Gas Station medium

Problem Statement

There are n gas stations along a circular route, where the amount of gas at station i is gas[i].

You have a car with an unlimited gas tank and it costs cost[i] of gas to travel from station i to its next station (i+1). You begin the journey with an empty tank at one of the gas stations.

Return the starting gas station's index if you can travel around the circular route once in the clockwise direction, otherwise return -1.

If there exists a solution, it is guaranteed to be unique.

Example 1:

Input: gas = [1,2,3,4,5], cost = [3,4,5,1,2] Output: 3 Explanation: Start at station 3 (index 3) and fill up with 4 unit of gas. Your tank = 0 + 4 = 4 Travel to station 4. Your tank = 4 - 1 + 5 = 8 Travel to station 0. Your tank = 8 - 2 + 1 = 7 Travel to station 1. Your tank = 7 - 3 + 2 = 6 Travel to station 2. Your tank = 6 - 4 + 3 = 5 Travel to station 3. Your tank = 5 - 5 + 4 = 4

Example 2:

Input: gas = [2,3,4], cost = [3,4,3] Output: -1 Explanation: You can't start at station 0 or 1 or 2 to travel around the circuit once.

Steps

1. Calculate total gas and total cost: If the total gas is less than the total cost, it's impossible to complete the circle, return -1.

2. Greedy approach: Iterate through the gas stations. Keep track of the current tank's gas level (tank) and the total gas surplus (surplus) from the starting point.

3. Check for negative surplus: If at any point surplus becomes negative, it means we can't reach the current station from the starting point. Reset the starting point to the next station, and reset tank and surplus.

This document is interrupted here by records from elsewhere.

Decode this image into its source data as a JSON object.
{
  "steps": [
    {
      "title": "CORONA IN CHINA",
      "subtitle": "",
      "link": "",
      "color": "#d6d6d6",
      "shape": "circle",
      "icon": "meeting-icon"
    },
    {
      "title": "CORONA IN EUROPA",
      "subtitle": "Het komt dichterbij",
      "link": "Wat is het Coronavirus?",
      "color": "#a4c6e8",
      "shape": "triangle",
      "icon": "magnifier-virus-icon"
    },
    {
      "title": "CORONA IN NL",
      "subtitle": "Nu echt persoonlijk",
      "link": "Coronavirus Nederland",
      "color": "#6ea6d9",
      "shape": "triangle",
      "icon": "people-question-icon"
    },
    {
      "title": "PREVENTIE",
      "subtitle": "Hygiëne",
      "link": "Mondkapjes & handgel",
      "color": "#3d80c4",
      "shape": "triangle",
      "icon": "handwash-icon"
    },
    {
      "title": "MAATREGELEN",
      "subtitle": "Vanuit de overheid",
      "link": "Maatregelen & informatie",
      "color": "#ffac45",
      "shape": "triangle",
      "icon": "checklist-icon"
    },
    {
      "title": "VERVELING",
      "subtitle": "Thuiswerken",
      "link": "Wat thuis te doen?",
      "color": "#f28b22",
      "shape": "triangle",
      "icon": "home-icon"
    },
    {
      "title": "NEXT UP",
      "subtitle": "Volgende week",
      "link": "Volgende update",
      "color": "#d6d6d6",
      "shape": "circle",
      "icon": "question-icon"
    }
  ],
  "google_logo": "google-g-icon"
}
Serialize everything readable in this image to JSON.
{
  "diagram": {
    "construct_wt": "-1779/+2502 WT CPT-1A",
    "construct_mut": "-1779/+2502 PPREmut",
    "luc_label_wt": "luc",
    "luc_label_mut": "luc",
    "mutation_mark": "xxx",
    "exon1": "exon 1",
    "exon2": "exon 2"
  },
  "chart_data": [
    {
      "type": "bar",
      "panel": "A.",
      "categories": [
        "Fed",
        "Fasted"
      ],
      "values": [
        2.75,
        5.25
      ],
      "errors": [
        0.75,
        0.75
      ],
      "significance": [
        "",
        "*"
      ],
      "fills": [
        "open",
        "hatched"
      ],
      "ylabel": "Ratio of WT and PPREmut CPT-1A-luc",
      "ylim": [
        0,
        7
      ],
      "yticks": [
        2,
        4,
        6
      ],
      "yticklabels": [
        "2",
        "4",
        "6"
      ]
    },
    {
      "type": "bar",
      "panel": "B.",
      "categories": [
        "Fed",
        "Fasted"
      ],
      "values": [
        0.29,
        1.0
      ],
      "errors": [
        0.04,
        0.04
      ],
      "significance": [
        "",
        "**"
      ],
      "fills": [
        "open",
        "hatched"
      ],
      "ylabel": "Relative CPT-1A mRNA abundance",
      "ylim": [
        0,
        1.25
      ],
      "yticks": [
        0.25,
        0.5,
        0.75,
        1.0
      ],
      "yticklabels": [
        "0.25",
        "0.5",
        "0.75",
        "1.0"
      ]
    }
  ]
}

4. Return starting point: After iterating through all stations, the last starting point will be the solution.

Explanation

The key insight is that if a solution exists, it's unique. The greedy approach works because if we find a point where the surplus becomes negative, that means any starting point before this point also cannot reach the end. We only need to explore points after the negative surplus point as a potential starting point. The algorithm ensures that we always have enough gas to reach the next station.

Code

public class Solution {
    public int CanCompleteCircuit(int[] gas, int[] cost) {
        int n = gas.Length;
        long totalGas = 0;
        long totalCost = 0;

        for (int i = 0; i < n; i++) {
            totalGas += gas[i];
            totalCost += cost[i];
        }

        if (totalGas < totalCost) return -1; // Impossible to complete the circuit

        int start = 0;
        long tank = 0;
        long surplus = 0;

        for (int i = 0; i < n; i++) {
            tank += gas[i] - cost[i];
            surplus += gas[i] - cost[i];
            if (surplus < 0) {
                start = i + 1;
                tank = 0;
                surplus = 0;
            }
        }

        return start;
    }
}

Complexity

• Time Complexity: O(n), where n is the number of gas stations. We iterate through the array at most twice.
• Space Complexity: O(1). We use a constant amount of extra space.